Among the questions Warren fielded was one on student loans, which elicited a passionate and detailed response:

"Let's make sure everybody's on the same page about where we are on student loans.  There's now $1.2 trillion in outstanding student loan debt.  Think about that.  There is more student loan debt outstanding than any other form of debt in America except for mortgages.  So more than credit card debt, more than car loans is student loans.  We have seen a huge run up in student loans.  Last year 71-percent of college seniors had student loan debt.  Think about that.  So we've got a huge amount of student loan debt; that's part one.

"Part two, it's starting to hit the economy.  So the Fed has turned out a report on this.  The CFPB has been talking about this.  Young people are not buying homes at the predicted rates, they're not buying cars, they're not starting small businesses, they're not getting married.  I mean we're just watching piece after piece.  They can't save for retirement.  Young people are not moving into their economic lives, and part of the reason for that is the student loan problem.  They've got these huge student loans outstanding.  So that's the second part.  It's starting to affect us all.  We have a housing industry that's having more trouble recovering because not enough young people— more young people are living at home with their parents and not moving out into apartments and into homes.

"But the third part, the United States government offers to help those young people who can't afford to pay for college and then charges them a rate that covers the cost of the moneyxxas it should, the administrative costs, bad debt losses—and then for undergrads nearly doubles that, for graduate students nearly triples that so that the student loan program is producing tens of billions of dollars in profits off the backs of our kids going to school.  That is obscene.  That is obscene.

"So what can we do?  The answer is we need to refinance the student loan debt.  And I'll just give you two quick ideas about refinancing it that we may be talking about VERY SOON.  Okay, said all in caps.

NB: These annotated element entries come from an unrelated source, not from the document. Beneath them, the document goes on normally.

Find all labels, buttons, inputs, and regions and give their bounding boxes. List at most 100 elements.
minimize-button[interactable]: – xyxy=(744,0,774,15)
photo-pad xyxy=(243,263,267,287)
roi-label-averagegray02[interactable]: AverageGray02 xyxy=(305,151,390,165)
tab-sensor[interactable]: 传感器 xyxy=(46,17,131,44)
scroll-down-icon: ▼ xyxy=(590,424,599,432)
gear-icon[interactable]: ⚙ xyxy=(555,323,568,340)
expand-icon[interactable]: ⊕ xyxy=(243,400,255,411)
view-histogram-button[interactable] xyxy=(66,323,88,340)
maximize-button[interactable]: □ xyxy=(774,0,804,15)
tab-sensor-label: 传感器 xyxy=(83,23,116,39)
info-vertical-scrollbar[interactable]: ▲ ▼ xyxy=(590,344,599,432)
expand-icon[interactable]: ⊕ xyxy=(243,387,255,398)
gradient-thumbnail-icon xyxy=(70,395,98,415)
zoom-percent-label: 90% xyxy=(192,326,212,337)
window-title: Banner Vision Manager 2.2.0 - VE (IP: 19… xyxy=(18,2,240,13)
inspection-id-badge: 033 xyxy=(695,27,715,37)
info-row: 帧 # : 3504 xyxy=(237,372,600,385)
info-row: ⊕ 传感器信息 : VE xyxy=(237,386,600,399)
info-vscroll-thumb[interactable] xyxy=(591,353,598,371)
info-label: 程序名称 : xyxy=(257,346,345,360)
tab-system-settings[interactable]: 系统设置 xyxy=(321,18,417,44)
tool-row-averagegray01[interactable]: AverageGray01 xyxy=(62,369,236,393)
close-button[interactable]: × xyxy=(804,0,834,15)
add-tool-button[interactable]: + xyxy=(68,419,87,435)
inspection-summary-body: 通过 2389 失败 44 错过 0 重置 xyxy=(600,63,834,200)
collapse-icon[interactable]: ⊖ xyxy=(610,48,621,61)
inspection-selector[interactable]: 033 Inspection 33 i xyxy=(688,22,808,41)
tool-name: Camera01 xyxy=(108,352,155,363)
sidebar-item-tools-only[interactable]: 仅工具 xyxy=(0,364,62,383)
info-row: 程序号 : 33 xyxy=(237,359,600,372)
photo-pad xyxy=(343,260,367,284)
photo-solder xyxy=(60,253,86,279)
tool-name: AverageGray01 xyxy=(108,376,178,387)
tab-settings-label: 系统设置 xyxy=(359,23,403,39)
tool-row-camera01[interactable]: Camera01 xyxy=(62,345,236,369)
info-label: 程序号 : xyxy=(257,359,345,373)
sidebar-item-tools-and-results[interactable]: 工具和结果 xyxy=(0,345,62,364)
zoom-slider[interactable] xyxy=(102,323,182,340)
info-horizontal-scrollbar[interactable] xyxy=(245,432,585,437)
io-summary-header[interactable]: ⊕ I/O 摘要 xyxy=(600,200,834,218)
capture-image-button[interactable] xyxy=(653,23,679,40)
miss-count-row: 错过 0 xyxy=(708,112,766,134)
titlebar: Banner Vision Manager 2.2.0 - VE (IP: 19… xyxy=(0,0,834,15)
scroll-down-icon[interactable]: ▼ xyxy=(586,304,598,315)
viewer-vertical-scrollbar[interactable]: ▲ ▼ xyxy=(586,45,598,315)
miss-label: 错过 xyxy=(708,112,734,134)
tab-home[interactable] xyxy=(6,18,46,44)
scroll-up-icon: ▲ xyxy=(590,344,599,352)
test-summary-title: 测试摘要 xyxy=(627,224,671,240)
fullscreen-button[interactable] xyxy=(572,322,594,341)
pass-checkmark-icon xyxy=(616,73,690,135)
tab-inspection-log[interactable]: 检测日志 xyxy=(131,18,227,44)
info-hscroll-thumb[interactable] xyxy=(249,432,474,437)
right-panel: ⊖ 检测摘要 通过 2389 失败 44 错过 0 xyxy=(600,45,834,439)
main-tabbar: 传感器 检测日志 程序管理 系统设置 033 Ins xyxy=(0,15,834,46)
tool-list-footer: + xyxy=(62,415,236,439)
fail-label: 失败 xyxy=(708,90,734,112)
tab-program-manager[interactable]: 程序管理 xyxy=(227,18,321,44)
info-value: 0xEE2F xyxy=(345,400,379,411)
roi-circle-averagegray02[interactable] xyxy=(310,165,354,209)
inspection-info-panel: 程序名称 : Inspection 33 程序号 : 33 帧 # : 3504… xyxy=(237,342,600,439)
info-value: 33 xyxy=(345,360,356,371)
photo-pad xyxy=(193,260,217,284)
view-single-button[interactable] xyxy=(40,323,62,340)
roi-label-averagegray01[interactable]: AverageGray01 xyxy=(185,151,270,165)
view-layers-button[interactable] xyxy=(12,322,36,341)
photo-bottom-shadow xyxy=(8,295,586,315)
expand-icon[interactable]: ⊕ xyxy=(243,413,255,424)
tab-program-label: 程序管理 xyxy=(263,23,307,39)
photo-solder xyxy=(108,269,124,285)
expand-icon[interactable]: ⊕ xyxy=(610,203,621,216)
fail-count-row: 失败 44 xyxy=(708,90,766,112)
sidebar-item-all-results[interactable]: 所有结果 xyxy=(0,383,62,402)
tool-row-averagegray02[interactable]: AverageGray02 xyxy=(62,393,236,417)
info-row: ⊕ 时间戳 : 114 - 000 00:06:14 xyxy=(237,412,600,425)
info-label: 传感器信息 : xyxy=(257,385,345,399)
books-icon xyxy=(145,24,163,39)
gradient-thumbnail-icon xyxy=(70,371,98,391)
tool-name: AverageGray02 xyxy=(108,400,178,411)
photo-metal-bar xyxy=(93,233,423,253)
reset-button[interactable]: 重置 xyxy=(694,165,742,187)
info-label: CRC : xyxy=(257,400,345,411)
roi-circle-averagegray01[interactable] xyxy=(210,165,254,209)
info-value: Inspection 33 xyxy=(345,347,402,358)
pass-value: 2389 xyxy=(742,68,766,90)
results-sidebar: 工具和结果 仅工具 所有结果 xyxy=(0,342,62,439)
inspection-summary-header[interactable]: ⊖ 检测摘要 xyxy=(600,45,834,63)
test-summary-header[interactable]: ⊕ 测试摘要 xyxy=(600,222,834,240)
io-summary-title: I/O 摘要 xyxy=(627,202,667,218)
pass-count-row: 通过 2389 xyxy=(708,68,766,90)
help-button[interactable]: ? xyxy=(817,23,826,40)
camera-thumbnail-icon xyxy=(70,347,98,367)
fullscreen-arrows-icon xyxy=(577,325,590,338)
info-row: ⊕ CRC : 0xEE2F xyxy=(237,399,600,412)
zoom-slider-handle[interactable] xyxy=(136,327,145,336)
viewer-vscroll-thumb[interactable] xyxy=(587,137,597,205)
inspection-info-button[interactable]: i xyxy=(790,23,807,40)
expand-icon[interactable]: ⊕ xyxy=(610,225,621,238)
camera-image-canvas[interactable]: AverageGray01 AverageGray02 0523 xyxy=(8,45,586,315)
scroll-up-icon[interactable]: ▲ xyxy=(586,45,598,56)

"One, is, you know students can't refinance their loans.  I don't know if you know this.  But you know anybody who's got a home, now that we're in historically low interest rates, homeowners have been able to refinance their mortgages.  People with car loans have refinanced.  Businesses have refinanced.  Shoot, townships, governments have refinanced their loans.  Everybody except students, because they are barred by law from refinancing that debt.  So we've got kidsxx  Some people are looking at me with mouths agape.  Exactly right.  Students who are out there on student loans at 7-percent, there are some at 8-percent, at 9-percent, 10-percent.  I always like it, people nod when I hit; you can now when I hit your percentage, 11-percent, right. 

"So the idea is we need to refinance student loans.  Just last July, the United States Congress voted and the President signed into law a bill that said for new borrowers the proposed interest rate was way too high and we were going to bring it down.  It's 3.8 percent for undergrads; it's over 4 for a grad.  My view is if that was what Congress said, that that is the right interest rate for new borrowers, then it's the right interest rate for everybody who borrowed money to go to school and that's where we're going to refinance.  That's where we're going to refinance.

"And let me just give you one more piece if you'll let me Rich, I know these are long answers, but I love this stuff.  One more piece.  How are we going to pay for it?  We're going to pay for it with the Buffett Rule.  Think about it.  We've got billions of dollars right now that is flowing out of the Treasury on loopholes for people who make millions of dollars a year, billions of dollars a year.  The Buffett Rule plugs those loopholes and the idea is we take all of that money and use it to bring down the interest rate on student loans.  That way America can make a choice."